Date of Award
12-20-2004
Degree Type
Closed Thesis
Degree Name
Master of Science (MS)
Department
Computer Science
First Advisor
Dr. Yi Pan - Chair
Second Advisor
Dr. Rajshekhar Sunderraman
Third Advisor
Dr. Michael Weeks
Abstract
A learning task with thousands of training examples in Support Vector Machine (SVM) demands large amounts of memory and time requirements. SVMlight by Dr. Thorsten Joachims has been implemented in C using a fast optimizing algorithm for handling thousands of such support vectors. SVMlight solves the problem of classification, pattern recognition, regression and learning ranking function. The C code also provides methods for XiAlpha estimation of error rate and precision.
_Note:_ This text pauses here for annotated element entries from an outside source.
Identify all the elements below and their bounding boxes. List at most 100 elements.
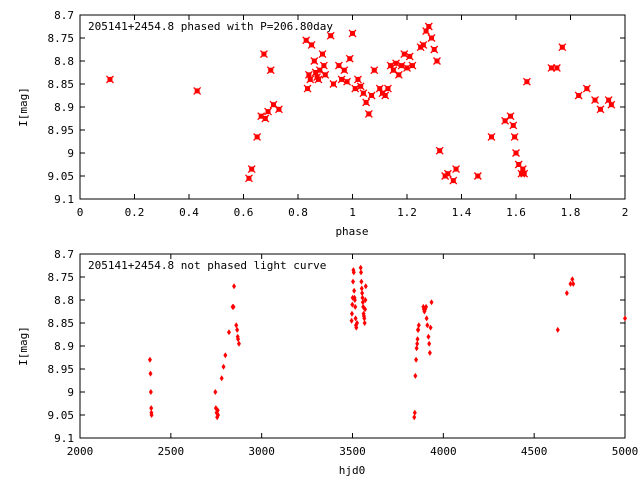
data-point — [340, 66, 349, 75]
phased-y-tick-label: 8.85 — [48, 78, 75, 91]
data-point — [424, 303, 429, 310]
data-point — [435, 146, 444, 155]
data-point — [412, 409, 417, 416]
data-point — [487, 132, 496, 141]
data-point — [555, 326, 560, 333]
data-point — [392, 59, 401, 68]
raw-x-tick-label: 3500 — [339, 445, 366, 458]
data-point — [427, 340, 432, 347]
data-point — [231, 303, 236, 310]
data-point — [425, 322, 430, 329]
data-point — [264, 107, 272, 116]
data-point — [244, 174, 253, 183]
raw-plot-xlabel: hjd0 — [339, 464, 366, 477]
raw-y-tick-label: 8.7 — [54, 248, 74, 261]
phased-y-tick-label: 9.05 — [48, 170, 75, 183]
raw-y-tick-label: 9.05 — [48, 409, 75, 422]
data-point — [253, 132, 262, 141]
phased-x-tick-label: 0.6 — [234, 206, 254, 219]
data-point — [574, 91, 583, 100]
data-point — [306, 75, 315, 84]
raw-y-tick-label: 8.8 — [54, 294, 74, 307]
data-point — [149, 412, 154, 418]
data-point — [570, 276, 575, 283]
data-point — [326, 31, 335, 40]
data-point — [510, 132, 519, 141]
data-point — [362, 320, 367, 326]
data-point — [449, 176, 458, 185]
data-point — [359, 269, 364, 276]
phased-y-tick-label: 9.1 — [54, 193, 74, 206]
data-point — [351, 84, 360, 93]
phased-plot-ylabel: I[mag] — [17, 87, 30, 127]
data-point — [232, 283, 237, 290]
data-point — [223, 352, 228, 359]
data-point — [359, 278, 364, 285]
data-point — [213, 389, 218, 395]
raw-y-tick-label: 8.95 — [48, 363, 75, 376]
data-point — [354, 324, 359, 331]
phased-plot-frame — [79, 14, 626, 200]
phased-x-tick-label: 1.4 — [452, 206, 472, 219]
data-point — [193, 86, 202, 95]
data-point — [351, 278, 356, 285]
data-point — [394, 70, 403, 79]
data-point — [427, 34, 436, 42]
data-point — [259, 50, 268, 59]
data-point — [568, 280, 573, 287]
data-point — [416, 326, 421, 333]
data-point — [426, 333, 431, 340]
data-point — [349, 317, 354, 324]
data-point — [591, 96, 599, 105]
phased-x-tick-label: 0.4 — [179, 206, 199, 219]
data-point — [473, 172, 482, 180]
data-point — [403, 63, 411, 72]
data-point — [236, 336, 241, 343]
data-point — [582, 84, 591, 93]
data-point — [415, 336, 420, 343]
data-point — [364, 109, 373, 118]
data-point — [235, 326, 240, 333]
raw-plot-ticks: 2000 2500 3000 3500 4000 4500 5000 8.7 8.75 8.8 8.… — [48, 248, 639, 458]
data-point — [381, 91, 390, 100]
data-point — [356, 82, 365, 91]
data-point — [307, 40, 316, 49]
data-point — [452, 165, 461, 174]
phased-plot-points — [106, 22, 616, 185]
data-point — [350, 301, 355, 308]
data-point — [215, 407, 220, 414]
data-point — [520, 169, 529, 178]
data-point — [148, 370, 153, 377]
phased-plot-ticks: 0 0.2 0.4 0.6 0.8 1 1.2 1.4 1.6 1.8 2 8.7 8.75 8.8 8.8… — [48, 9, 629, 219]
data-point — [412, 414, 417, 421]
data-point — [106, 75, 114, 84]
data-point — [367, 91, 376, 100]
data-point — [348, 29, 357, 38]
data-point — [345, 54, 354, 63]
data-point — [416, 322, 421, 329]
data-point — [363, 306, 368, 313]
data-point — [383, 84, 392, 93]
data-point — [355, 320, 360, 326]
data-point — [558, 43, 567, 52]
phased-y-tick-label: 8.75 — [48, 32, 75, 45]
phased-plot-title: 205141+2454.8 phased with P=206.80day — [88, 20, 333, 33]
data-point — [363, 283, 368, 290]
data-point — [147, 356, 152, 363]
data-point — [349, 310, 354, 317]
data-point — [221, 363, 226, 370]
data-point — [337, 75, 346, 84]
data-point — [433, 57, 441, 65]
data-point — [234, 322, 239, 329]
data-point — [353, 75, 362, 84]
data-point — [429, 299, 434, 306]
data-point — [314, 75, 323, 84]
phased-y-tick-label: 8.95 — [48, 124, 75, 137]
data-point — [360, 290, 365, 297]
data-point — [351, 269, 356, 276]
data-point — [363, 297, 368, 303]
data-point — [321, 70, 330, 79]
data-point — [509, 121, 518, 130]
data-point — [596, 105, 605, 114]
raw-plot-title: 205141+2454.8 not phased light curve — [88, 259, 326, 272]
Implementing these two methods leads to generalized performance of Support Vector Machine even for computation intensive text classification functions. SVMlight code allows users to define their own kernel functions. The SVMlight software employs an efficient algorithm and minimizes the cost, but it still takes considerable amount of time for computing thousands of support vectors and training examples. This time can be still reduced by parallelizing the code. In our work we refined the SVMlight code by removing unnecessary iterations and rewriting it as cost efficient. Then we parallelized the code individually using two different types, OpenMP and POSIX Threads shared memory parallelism. The code is parallelized for these two methods on Intel’s C compiler for Linux 7.1 using hyper threading technology. The parallelized code is tested for protein structure prediction. Different types of Protein Sequences are tested on these methods by varying the number of training examples and support vectors. The time consumption and speedup are calculated for both OpenMP and Pthreads. Implementation of OpenMP and Pthreads together showed good increase in speedup.
DOI
https://doi.org/10.57709/1059348
Recommended Citation
Panaganti, Shilpa, "Parallel SVM with Application to Protein Structure Prediction." Thesis, Georgia State University, 2004.